The UK: a house price based economy with a house price based currency.

The first chart is house prices adjusted for inflation since Q1 2004 from Nationwide. The second is the British Pound (GBP) averaged out against other major currencies (6-month moving average) since 1 Jan 2004. Surprisingly similar.

9 comments:

Steven_L said...

Why's it surprising?

What does UK GDP in USD look like?

Mark Wadsworth said...

SL, well, knee jerk expectation would be that house prices do the opposite of GBP.

For example: high interest rates = good for GBP, bad for house prices.

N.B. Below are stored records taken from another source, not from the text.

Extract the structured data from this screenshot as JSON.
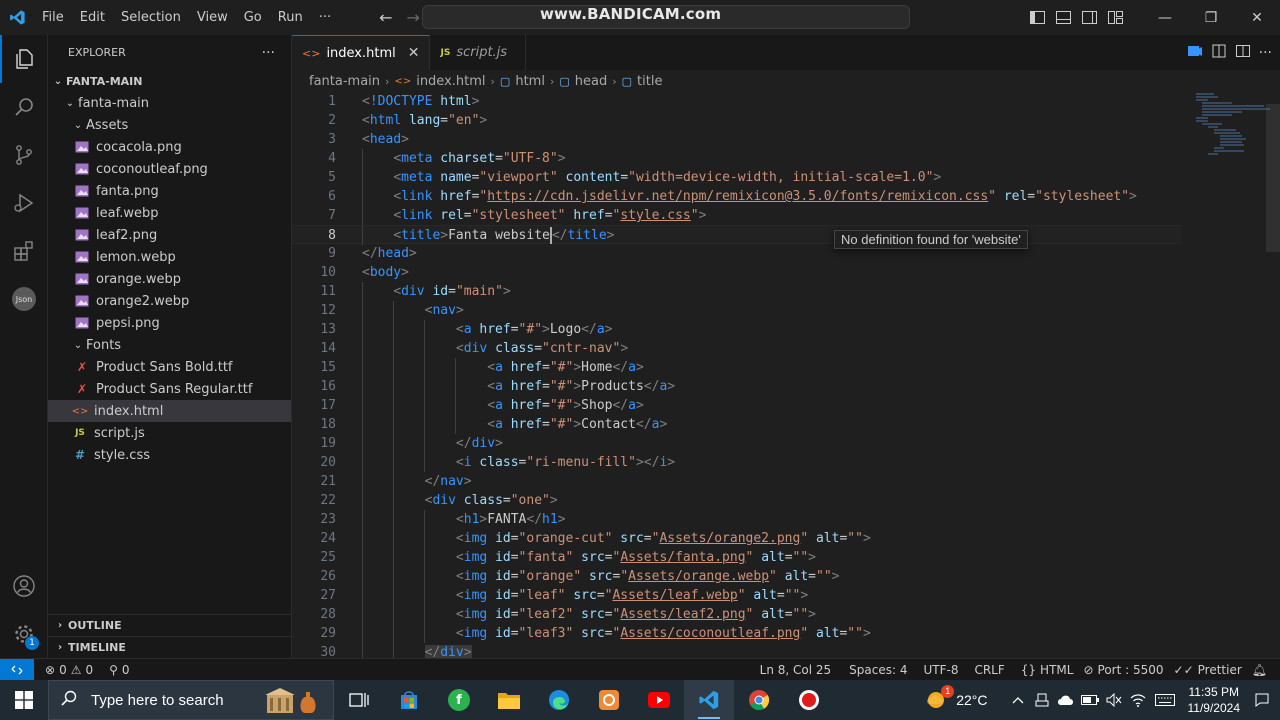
{
  "titlebar": {
    "menu": [
      "File",
      "Edit",
      "Selection",
      "View",
      "Go",
      "Run",
      "···"
    ],
    "watermark": "www.BANDICAM.com",
    "window_controls": [
      "—",
      "❐",
      "✕"
    ]
  },
  "sidebar": {
    "header": "EXPLORER",
    "more": "···",
    "root": "FANTA-MAIN",
    "folder": "fanta-main",
    "assets_folder": "Assets",
    "assets": [
      "cocacola.png",
      "coconoutleaf.png",
      "fanta.png",
      "leaf.webp",
      "leaf2.png",
      "lemon.webp",
      "orange.webp",
      "orange2.webp",
      "pepsi.png"
    ],
    "fonts_folder": "Fonts",
    "fonts": [
      "Product Sans Bold.ttf",
      "Product Sans Regular.ttf"
    ],
    "files": [
      "index.html",
      "script.js",
      "style.css"
    ],
    "outline": "OUTLINE",
    "timeline": "TIMELINE"
  },
  "activity": {
    "json_label": "Json",
    "settings_badge": "1"
  },
  "tabs": [
    {
      "label": "index.html",
      "close": "✕"
    },
    {
      "label": "script.js"
    }
  ],
  "breadcrumb": [
    "fanta-main",
    "index.html",
    "html",
    "head",
    "title"
  ],
  "hover": "No definition found for 'website'",
  "code": {
    "l3": "https://cdn.jsdelivr.net/npm/remixicon@3.5.0/fonts/remixicon.css"
  },
  "statusbar": {
    "errors": "0",
    "warnings": "0",
    "ports": "0",
    "position": "Ln 8, Col 25",
    "spaces": "Spaces: 4",
    "encoding": "UTF-8",
    "eol": "CRLF",
    "language": "HTML",
    "port": "Port : 5500",
    "prettier": "Prettier"
  },
  "taskbar": {
    "search_placeholder": "Type here to search",
    "temperature": "22°C",
    "weather_badge": "1",
    "time": "11:35 PM",
    "date": "11/9/2024"
  }
}
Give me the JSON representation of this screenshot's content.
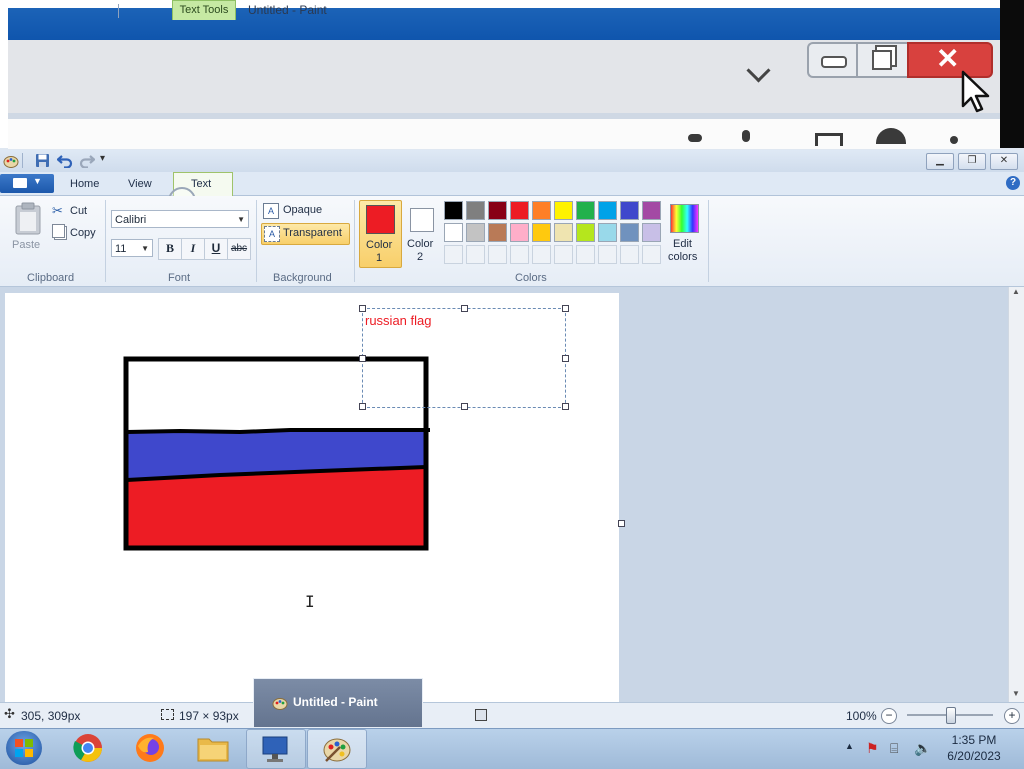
{
  "window": {
    "title": "Untitled - Paint",
    "contextual_tab_group": "Text Tools"
  },
  "tabs": [
    {
      "label": "Home",
      "active": false
    },
    {
      "label": "View",
      "active": false
    },
    {
      "label": "Text",
      "active": true
    }
  ],
  "clipboard": {
    "paste": "Paste",
    "cut": "Cut",
    "copy": "Copy",
    "group_label": "Clipboard"
  },
  "font": {
    "family": "Calibri",
    "size": "11",
    "bold": "B",
    "italic": "I",
    "underline": "U",
    "strikethrough": "abc",
    "group_label": "Font"
  },
  "background": {
    "opaque": "Opaque",
    "transparent": "Transparent",
    "selected": "Transparent",
    "group_label": "Background"
  },
  "colors": {
    "color1_label": "Color",
    "color1_num": "1",
    "color1_value": "#ed1c24",
    "color2_label": "Color",
    "color2_num": "2",
    "color2_value": "#ffffff",
    "edit_colors_line1": "Edit",
    "edit_colors_line2": "colors",
    "group_label": "Colors",
    "palette_row1": [
      "#000000",
      "#7f7f7f",
      "#880015",
      "#ed1c24",
      "#ff7f27",
      "#fff200",
      "#22b14c",
      "#00a2e8",
      "#3f48cc",
      "#a349a4"
    ],
    "palette_row2": [
      "#ffffff",
      "#c3c3c3",
      "#b97a57",
      "#ffaec9",
      "#ffc90e",
      "#efe4b0",
      "#b5e61d",
      "#99d9ea",
      "#7092be",
      "#c8bfe7"
    ]
  },
  "canvas": {
    "text_content": "russian flag",
    "text_color": "#ed1c24",
    "flag_stripes": [
      "#ffffff",
      "#3f48cc",
      "#ed1c24"
    ]
  },
  "status": {
    "cursor_pos": "305, 309px",
    "selection_size": "197 × 93px",
    "zoom": "100%"
  },
  "taskbar": {
    "preview_title": "Untitled - Paint",
    "time": "1:35 PM",
    "date": "6/20/2023"
  }
}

But experience tells us that the two move in line... because we are a house-price based economy. Nothing else matters any more, not government deficits, trade deficits, unemployment, interest rates, anything.

Lola said...

Well, if you trash the currency by the unwarranted expansion of money and credit, those graphs aren't so surprising.

Mark Wadsworth said...

L, well no exactly not.


If you "trash the currency" by expanding credit/reducing interest rates, you would expect house prices to go UP but the currency to go DOWN. But the two move in tandem.

Dinero said...

Interesting correlation.

Do we have a land backed currency.

Well from the logic of accounting the curreny is backed by borrowers wages and collateralised by house/land values. So what does a chart of wages over the same period look like. I checked, looks like house prices could be the better fit.

Mark Wadsworth said...

Din, good work, can you establish any correlation at all between wages and GBP or wages and house prices? Probably not much.

Dinero said...


Wages were simillar but with a couple of small extra peaks/troughs but
where is the best source on these kind of stats.

_

How to make some money on this correlation.

Dinero said...

A land backed currency is not an entirely new idea.

_


According to that correlation of the charts it is not a good idea to get a mortgage in a foreign currency and why IVG with the Gherkin went bust. http://markwadsworth.blogspot.co.uk/2014/04/adverse-interest-rate-movements.html

Mark Wadsworth said...

D, the two move in line, so by borrowing in foreign currency you double your profits but double your losses.

(Sensible hedging says always borrow in the same currency as where you 'invest' and preferably from a bank in that country.

The big oil companies do this apparently, so if they have oil wells in a country where a new government nationalises everything, they can just walk away, they lose the oil wells but don't need to bother paying the bank debt either.)